Sous le toit de tôle et les néons du parc des expositions de La Teste-de-Buch, certains tentent de trouver le sommeil, pendant que d’autres font la queue pour obtenir eau et nourriture. Ici, plus de 6 000 campeurs évacués dans la nuit de mardi 12 à mercredi 13 juillet ont trouvé refuge depuis les petites heures du matin, alors que deux incendies grignotent les pinèdes de Gironde. Ces feux de forêts, distincts mais simultanés, se sont déclarés dans l’après-midi du mardi 12 juillet à Landiras, à une quarantaine de kilomètres au sud de Bordeaux, et au pied de la dune du Pilat, sur le très touristique bassin d’Arcachon.

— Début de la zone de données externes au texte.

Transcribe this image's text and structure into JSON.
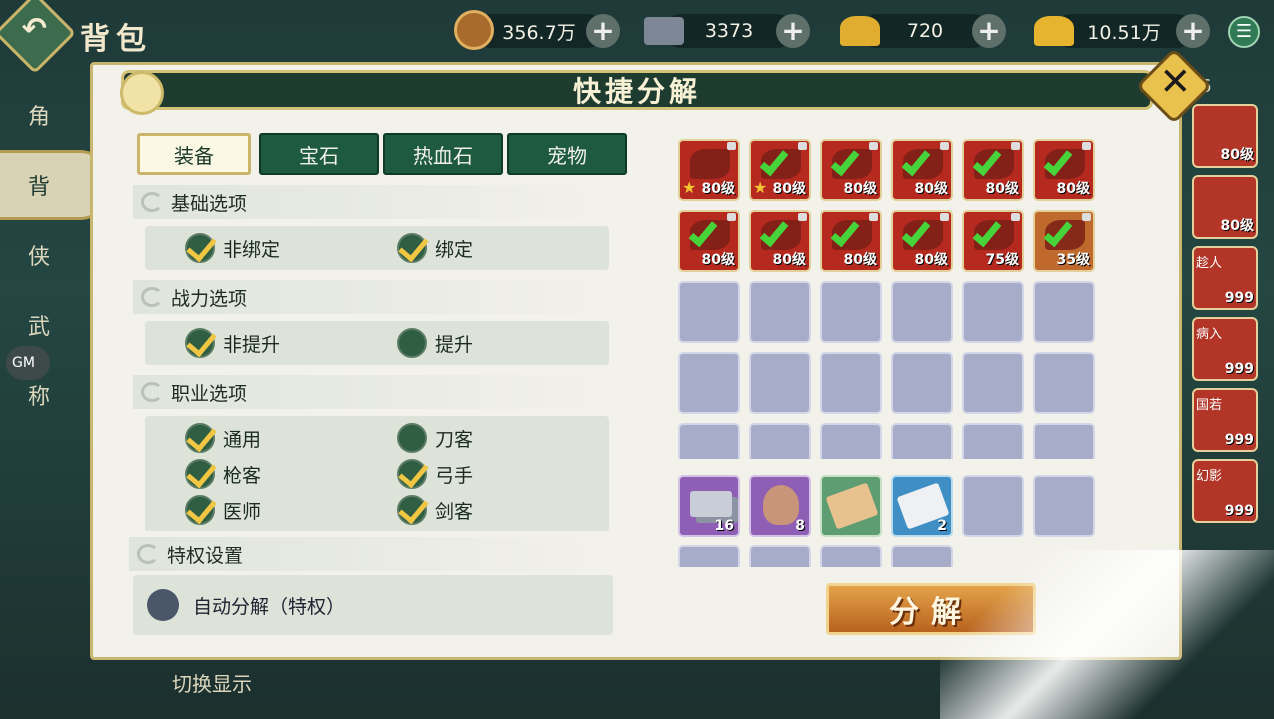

Selon un dernier bilan communiqué à 16 heures par le lieutenant-colonel Olivier Chavatte du Service départemental d’incendie et de secours, le feu qui consume les forêts dunaires de La Teste-de-Buch n’est «absolument pas maîtrisé». 1 200 hectares de pins ont déjà été détruits et les «vents tournants extrêmement défavorables» levés dans l’après-midi compliquent la tâche des quelque 600 sapeurs-pompiers à pied d’œuvre depuis la veille. Un peu plus loin à Landiras, où 1 000 hectares sont déjà partis en fumée, 500 personnes ont aussi été évacuées dans la soirée du mardi, par précaution.
Assistés de deux Canadair et de deux avions Dash, les secours tentent de venir à bout de feux importants, alimentés par une végétation sèche et la chaleur. L’incendie, toujours actif malgré l’arrivée de nouveaux renforts nationaux, ne permet pas d’envisager un retour dans les campings évacués, a tranché la préfète de région Fabienne Buccio. Pour la nuit à venir, il faudra se résoudre à dormir sur les lits de camp mis à disposition. «Le parc des expositions a une capacité de 700 lits et on en ouvre 100 supplémentaires dans un gymnase voisin», annonce Stéphane Pelizzardi, directeur des services de la mairie de La Teste-de-Buch, au micro, sous les applaudissements des évacués résignés.
Yeux rougis par les larmes ou la fatigue
Nathalie, bénévole, tient une liste à la main. «Les habitants des alentours qui ont de la place chez eux ou un peu de terrain pour une tente viennent se signaler pour qu’on puisse y loger ce soir les personnes les plus en difficulté», explique-t-elle. On croise des yeux rougis par les larmes ou la fatigue. Des bonnes âmes, à défaut de place, sont venues donner un coup de main en distribuant des repas, des bouteilles d’eau et même des croquettes pour les animaux. «Tout à fait logique» pour Elisabeth, 61 ans, aide-soignante et résidente d’une commune voisine.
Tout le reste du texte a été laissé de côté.